Remembering Sister Anne Berchmans Taylor
“If you’re blue, little girl, if you’re blue … do something for somebody quick.”
Those words were spoken by Sister Jeanne Knoerle (RIP) in her commentary for Sister Anne Berchmans Taylor (RIP).
Sister Jeanne said Sister Anne Berchmans would say this to homesick freshmen when they arrived at Saint Mary-of-the-Woods College.
Sister Anne Berchmans was born Helen Anne Taylor in Fort Wayne in 1904. She entered the Congregation in 1922.
Sister Anne Berchmans graduated in 1930 from Saint Mary-of-the-Woods College with a bachelor’s degree in Latin. In 1945, she received a master’s degree in zoology.
Upon graduating, Sister Anne Berchmans began ministering as a teacher. For 10 years, she taught in schools in Chicago before teaching in Indianapolis. Sister Anne Berchmans returned to Chicago for one year before heading back to Indianapolis for another eight years.
In 1945, Sister Anne Berchmans began ministering at Saint Mary-of-the-Woods College, teaching biology. During her 21 years at the college, she also ministered as the freshmen advisor and the Dean of Freshmen. It has been said that students at the college affectionately referred to her as “Annie B.”
In 1966, Sister Anne Berchmans traveled to Washington, D.C., to begin ministering at Immaculata Preparatory School, staying there until 1974. While there, she also ministered as the Dean of Freshmen for one year.
In 1974, Sister Anne Berchmans returned to the Motherhouse and began a ministry in the sisters’ greenhouse before officially retiring in 1976.
Sister Anne Berchmans committed herself to the ministry of prayer in 1979.
Sister Anne Berchmans died in 1989. #throwbackthursday #tbt
Thanks, Jason, for sharing this beautiful piece about “Annie B”. She indeed was an anchor for every newly arriving freshman at SMW. And her admonition to “do something for somebody else” to overcome being blue has remained with most of us through the years and been passed on to new generations of alum children and others along the way. I hope others will share their memories of her as well because they certainly tumble forth among us whenever we gather for class reunions.
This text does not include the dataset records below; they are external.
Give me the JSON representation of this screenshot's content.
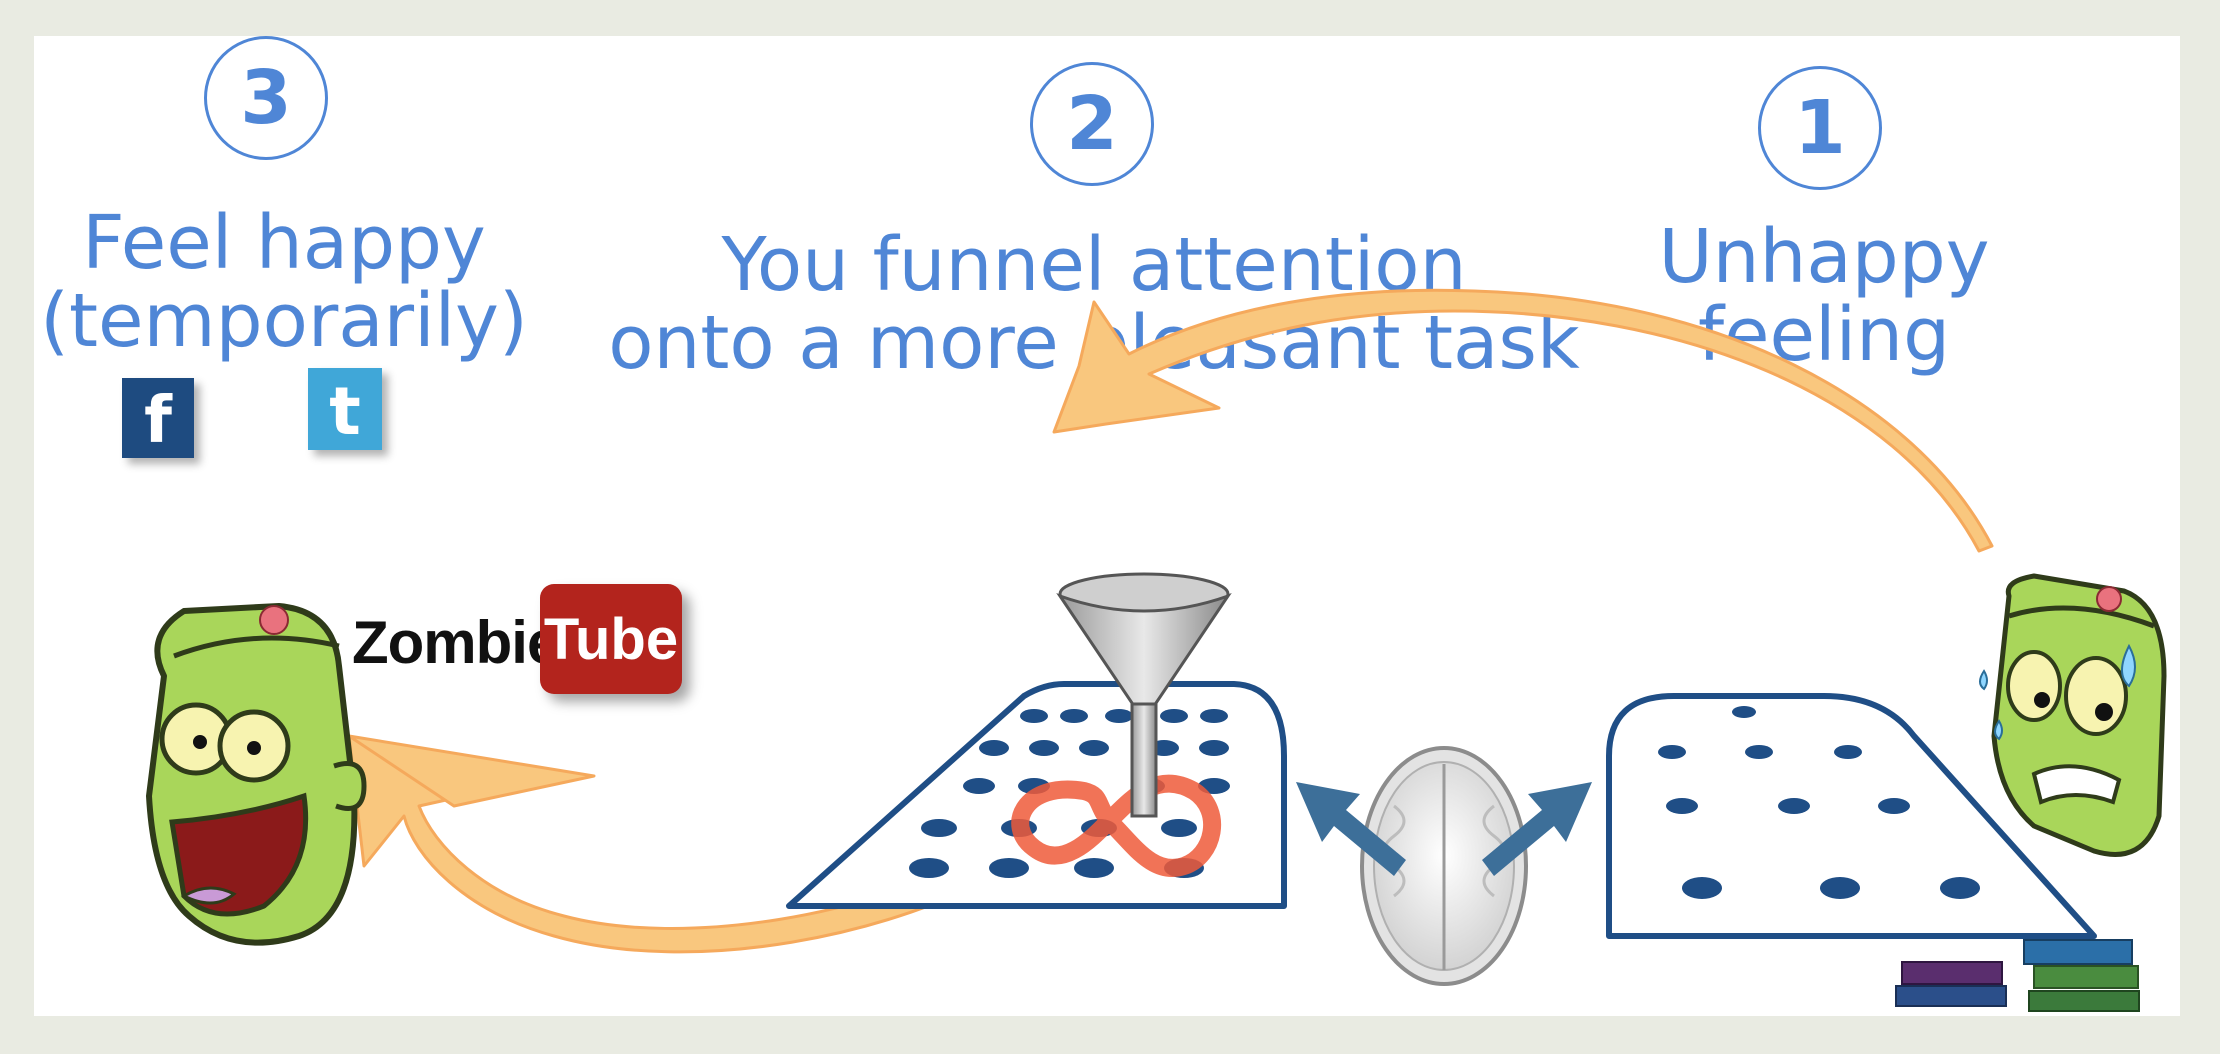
{
  "steps": [
    {
      "number": "3",
      "line1": "Feel happy",
      "line2": "(temporarily)"
    },
    {
      "number": "2",
      "line1": "You funnel attention",
      "line2": "onto a more pleasant task"
    },
    {
      "number": "1",
      "line1": "Unhappy",
      "line2": "feeling"
    }
  ],
  "logos": {
    "facebook_letter": "f",
    "twitter_letter": "t",
    "brand_part1": "Zombie",
    "brand_part2": "Tube"
  },
  "colors": {
    "title_blue": "#4f86d6",
    "arrow_orange": "#f9c77e",
    "board_navy": "#1f4e86",
    "zombie_green": "#a9d65a",
    "tube_red": "#b3241d"
  }
}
Along with my parents and sister I met Annie B. on a foggy, drizzly night in September 1950. We had just driven from Erie, Pennsylvania to SMWC for me to begin my freshman rear. A.Anne Berchmans met us with a wonderful welcome. She was the first Sister of Providence I had ever met. This was also our first introduction to the Woods. After saying a tearful goodbye to my family, I remember Annie B’s kindness in helping me get settled. That evening was the beginning of a very special relationship. I quickly fell in love with everything about the Woods – professors, classmates, classes, and the overwhelming beauty in which I found myself. That year I got to know Annie B. and shared with her my
interest in religious life, which at that time trended toward the Sisters
of St. Joseph who had taught me for 12 years at Villa Maria’s girls’ school in Erie. During the summer following my freshman year my mother was diagnosed with cancer with surgery scheduled in September. I withdraw from the Woods and found myself a sophomore at Villa Maria College. On my parents’ 20th wedding anniversary on September 14 surgeons attempted surgery but found my mother’s cancer was inoperable. She lived until December 14. The funeral was in Evansville, Indiana, original home to my parents with the transfer of my father to Erie during the depression. I finished the year at the Villa but returned to the Woods for my junior year. On my class schedule was biology with Annie B. By the end of the year I told Annie B. that I wanted to become a Sister of Providence. She helped me along the way and arranged for me to meet Mother Marie Helene in the fall of my senior year. I graduated in June and entered the Congregation on July 22, 1954. And from then on that special relationship continued to grow.
S. Carolyn, I hope S. Anne Berchmans’ love and guidance provided the mothering you needed when your mother died when you were only 15. My own mother died at the age of 91 six years ago. I was 64. Soon thereafter, a needed mother figure appeared in S. Suzanne Zuercher, a Chicago Benedictine from St. Scholastica on Ridge Rd. For three and a half years we met once a week in her little office on the second floor of the old brick laundry out near the monastery gardens and talked about the things a mother and daughter share. Whereas my mother was subtle, Suzanne was direct. I liked that. Like my Irish grandmother, I think of Suzanne, “in her tender old-age, serving me, in need.” Suzanne died rather suddenly in 2014 in her early 80’s. She authored important books on the Enneagram and Thomas Merton.